Владислав Наполеонович обладал в достаточной мере способностью невозмутимо взвешивать все «за и против» задуманной операции, спокойно предвидеть будущее, смотреть в глаза непредвиденным случайностям. Но это отличное качество для начальника штаба осложнялось в нем горячим темпераментом игрока, азартом прирожденного охотника и «военной косточки», с головою отдающегося упоению удачей. А то, что говорили сухие сводки, пьянило без вина! К 27 мая было взято в плен: тысяча двести сорок офицеров и свыше семидесяти тысяч нижних чинов! Не надо быть специалистом, чтобы ясно представить себе, каких огромных успехов достигли войска Юго-Западного фронта. Мало того, не нужно знать, как знал Клембовский, всю обстановку и обстоятельства, в каких происходили бои, чтобы с уверенностью определить эту огромную удачу не как случайное временное явление, а как доброе начало оправдавшего себя обдуманного со всех сторон предприятия.

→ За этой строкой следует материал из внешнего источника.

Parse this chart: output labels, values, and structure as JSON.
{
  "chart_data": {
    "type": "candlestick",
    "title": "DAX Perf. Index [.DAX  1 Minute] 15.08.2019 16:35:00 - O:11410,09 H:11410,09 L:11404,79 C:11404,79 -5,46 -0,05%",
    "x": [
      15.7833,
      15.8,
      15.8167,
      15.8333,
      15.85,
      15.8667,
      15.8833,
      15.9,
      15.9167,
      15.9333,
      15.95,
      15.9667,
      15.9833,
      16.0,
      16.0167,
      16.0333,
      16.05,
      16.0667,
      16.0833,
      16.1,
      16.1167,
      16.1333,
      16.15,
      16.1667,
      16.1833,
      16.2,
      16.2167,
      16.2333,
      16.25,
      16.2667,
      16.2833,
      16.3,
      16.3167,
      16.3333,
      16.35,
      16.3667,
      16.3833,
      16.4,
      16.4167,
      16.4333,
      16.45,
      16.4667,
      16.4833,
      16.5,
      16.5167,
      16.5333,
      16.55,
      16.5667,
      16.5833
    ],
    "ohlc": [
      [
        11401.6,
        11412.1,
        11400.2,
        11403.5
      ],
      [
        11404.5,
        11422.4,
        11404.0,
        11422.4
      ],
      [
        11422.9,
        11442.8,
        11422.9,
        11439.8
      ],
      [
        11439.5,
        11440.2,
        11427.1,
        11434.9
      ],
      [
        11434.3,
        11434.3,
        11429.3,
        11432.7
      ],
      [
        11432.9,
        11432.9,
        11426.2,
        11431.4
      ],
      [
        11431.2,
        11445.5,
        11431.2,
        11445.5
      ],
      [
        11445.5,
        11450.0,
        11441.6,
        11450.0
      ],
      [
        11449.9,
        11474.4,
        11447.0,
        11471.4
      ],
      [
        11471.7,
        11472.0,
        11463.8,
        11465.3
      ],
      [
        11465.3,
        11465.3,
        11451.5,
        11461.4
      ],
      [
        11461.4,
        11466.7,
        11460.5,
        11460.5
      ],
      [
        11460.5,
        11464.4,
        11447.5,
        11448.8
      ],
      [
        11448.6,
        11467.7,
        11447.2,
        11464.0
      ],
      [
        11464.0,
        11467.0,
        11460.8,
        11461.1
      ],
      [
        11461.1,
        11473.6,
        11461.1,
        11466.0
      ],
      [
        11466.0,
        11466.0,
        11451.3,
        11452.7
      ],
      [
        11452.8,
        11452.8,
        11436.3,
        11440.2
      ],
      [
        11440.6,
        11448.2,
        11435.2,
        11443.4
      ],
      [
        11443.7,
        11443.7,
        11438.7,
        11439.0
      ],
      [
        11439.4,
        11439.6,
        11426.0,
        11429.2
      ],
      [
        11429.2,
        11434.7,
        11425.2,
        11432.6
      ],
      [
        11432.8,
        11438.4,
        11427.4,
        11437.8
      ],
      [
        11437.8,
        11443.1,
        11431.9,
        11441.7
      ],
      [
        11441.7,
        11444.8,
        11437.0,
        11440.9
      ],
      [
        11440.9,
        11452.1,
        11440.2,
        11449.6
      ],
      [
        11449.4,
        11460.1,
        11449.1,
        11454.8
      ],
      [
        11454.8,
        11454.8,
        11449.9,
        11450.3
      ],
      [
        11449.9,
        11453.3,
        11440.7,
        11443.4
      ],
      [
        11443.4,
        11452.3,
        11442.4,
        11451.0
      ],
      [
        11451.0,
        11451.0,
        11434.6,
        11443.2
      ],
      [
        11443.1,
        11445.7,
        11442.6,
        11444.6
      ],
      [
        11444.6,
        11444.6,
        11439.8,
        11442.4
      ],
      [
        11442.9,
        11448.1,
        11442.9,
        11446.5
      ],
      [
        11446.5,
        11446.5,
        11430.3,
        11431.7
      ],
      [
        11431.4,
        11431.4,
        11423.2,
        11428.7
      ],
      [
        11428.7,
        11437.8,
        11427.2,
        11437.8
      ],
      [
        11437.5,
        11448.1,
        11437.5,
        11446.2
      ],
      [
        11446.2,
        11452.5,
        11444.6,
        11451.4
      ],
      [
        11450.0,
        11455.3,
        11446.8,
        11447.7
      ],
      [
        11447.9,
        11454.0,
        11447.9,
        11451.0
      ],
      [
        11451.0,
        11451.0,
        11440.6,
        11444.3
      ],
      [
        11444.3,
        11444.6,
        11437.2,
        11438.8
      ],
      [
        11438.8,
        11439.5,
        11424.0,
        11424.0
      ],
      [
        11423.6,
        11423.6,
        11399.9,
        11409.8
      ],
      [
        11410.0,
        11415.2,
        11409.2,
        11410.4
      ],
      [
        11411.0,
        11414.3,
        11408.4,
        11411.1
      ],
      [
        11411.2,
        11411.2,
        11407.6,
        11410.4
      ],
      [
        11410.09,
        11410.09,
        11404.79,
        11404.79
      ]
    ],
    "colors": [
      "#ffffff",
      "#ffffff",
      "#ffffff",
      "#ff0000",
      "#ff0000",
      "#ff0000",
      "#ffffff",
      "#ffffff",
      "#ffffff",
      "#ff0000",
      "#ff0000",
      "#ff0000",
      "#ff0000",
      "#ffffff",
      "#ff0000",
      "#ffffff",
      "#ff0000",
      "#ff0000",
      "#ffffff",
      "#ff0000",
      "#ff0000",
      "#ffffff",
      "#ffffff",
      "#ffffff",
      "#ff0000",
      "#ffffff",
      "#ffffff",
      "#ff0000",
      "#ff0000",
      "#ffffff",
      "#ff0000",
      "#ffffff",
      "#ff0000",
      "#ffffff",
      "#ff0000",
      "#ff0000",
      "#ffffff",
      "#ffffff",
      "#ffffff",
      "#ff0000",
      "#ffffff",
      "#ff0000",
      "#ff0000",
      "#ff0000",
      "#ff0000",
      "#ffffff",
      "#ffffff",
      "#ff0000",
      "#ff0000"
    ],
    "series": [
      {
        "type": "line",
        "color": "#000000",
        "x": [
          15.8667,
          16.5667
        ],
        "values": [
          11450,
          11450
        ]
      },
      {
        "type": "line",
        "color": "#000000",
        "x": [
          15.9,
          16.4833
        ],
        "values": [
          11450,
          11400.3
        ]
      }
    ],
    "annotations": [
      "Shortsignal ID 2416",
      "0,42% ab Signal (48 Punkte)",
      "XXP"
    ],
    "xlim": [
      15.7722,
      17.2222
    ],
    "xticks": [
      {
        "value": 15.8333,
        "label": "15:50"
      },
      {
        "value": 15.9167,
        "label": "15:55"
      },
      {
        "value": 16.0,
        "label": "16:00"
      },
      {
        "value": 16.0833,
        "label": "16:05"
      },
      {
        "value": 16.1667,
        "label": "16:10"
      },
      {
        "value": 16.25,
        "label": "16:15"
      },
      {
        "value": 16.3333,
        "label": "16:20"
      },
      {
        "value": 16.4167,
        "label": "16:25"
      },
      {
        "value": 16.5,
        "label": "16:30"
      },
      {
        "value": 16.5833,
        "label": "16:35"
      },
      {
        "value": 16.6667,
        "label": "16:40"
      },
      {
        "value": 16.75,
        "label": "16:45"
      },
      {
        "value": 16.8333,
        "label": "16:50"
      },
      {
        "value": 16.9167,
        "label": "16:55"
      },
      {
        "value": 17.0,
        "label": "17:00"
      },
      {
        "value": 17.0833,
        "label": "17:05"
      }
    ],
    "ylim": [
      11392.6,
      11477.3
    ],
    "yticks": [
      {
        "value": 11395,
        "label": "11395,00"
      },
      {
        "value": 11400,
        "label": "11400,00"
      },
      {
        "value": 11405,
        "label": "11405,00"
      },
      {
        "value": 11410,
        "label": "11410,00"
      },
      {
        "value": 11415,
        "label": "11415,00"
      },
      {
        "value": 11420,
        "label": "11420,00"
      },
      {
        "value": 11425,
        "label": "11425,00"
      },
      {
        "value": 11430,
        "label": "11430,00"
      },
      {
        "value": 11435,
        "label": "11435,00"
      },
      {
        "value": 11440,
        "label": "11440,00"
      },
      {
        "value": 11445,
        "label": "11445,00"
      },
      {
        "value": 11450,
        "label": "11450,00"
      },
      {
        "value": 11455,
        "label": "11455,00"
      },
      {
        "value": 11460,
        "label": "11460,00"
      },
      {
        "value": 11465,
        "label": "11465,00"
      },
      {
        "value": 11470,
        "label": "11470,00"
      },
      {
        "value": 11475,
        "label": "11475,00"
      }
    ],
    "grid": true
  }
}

Это было то состояние войны, которое зовется победой.
Клембовский уже готов был громко произнести это слово. Его высокий, широко развернутый лоб, смуглые подтянутые щеки, темный бобер головы, все в его угловатой, высокой фигуре излучало невольное охотничье торжество, когда он оглянулся на шаги Алексея Алексеевича и ответил смеющимся, блестящим взглядом на приглушенное восклицание главнокомандующего. Только поймав на себе огонь недовольства в глазах Брусилова, Владислав Наполеонович понял значение обращенной к нему фразы, но все еще не сумел объяснить себе, откуда в такую минуту могло прийти возмущение...
Он так и остался молча сидеть перед главнокомандующим, недоуменно поводя глазами.
— Мы брошены без поддержки соседей, - пояснил Алексей Алексеевич, заметив растерянность Клембовского, и сел против него в кресло с тем решительным жестом, какой всегда появлялся у него, когда перед ним возникал новый барьер.
— Но, Алексей Алексеевич, как же так? Я не пойму... — начал было Клембовский, только сейчас схватив существо возмущения Брусилова. Давеча он ушел так далеко в своих мыслях, что совсем забыл о том, что за полчаса до этого главнокомандующий вызван был по прямому Алексеевым. Значит, разговор с Михаилом Васильевичем...— Ведь еще пять дней назад вы имели беседу с Алексеевым, и он заверил вас, что больше оттяжек не будет, что Эверт перенес свой удар с первого июня на пятое и это уже окончательно.
— А сегодня опять старая песня! Опять оттяжка и даже без срока!
Брусилов сжал в кулаке подвернувшуюся ему ручку, с еще влажными чернилами на пере.
— И наши успехи, которым мы с вами так радовались — а радовались по праву! — на последних словах Алексей Алексеевич пристукнул кулаком, и несколько чернильных капель брызнуло на блокнот,— ограничатся только тактической победой. На судьбу войны они никакого влияния иметь не будут, да, очевидно, и не должны иметь, по мнению ставки.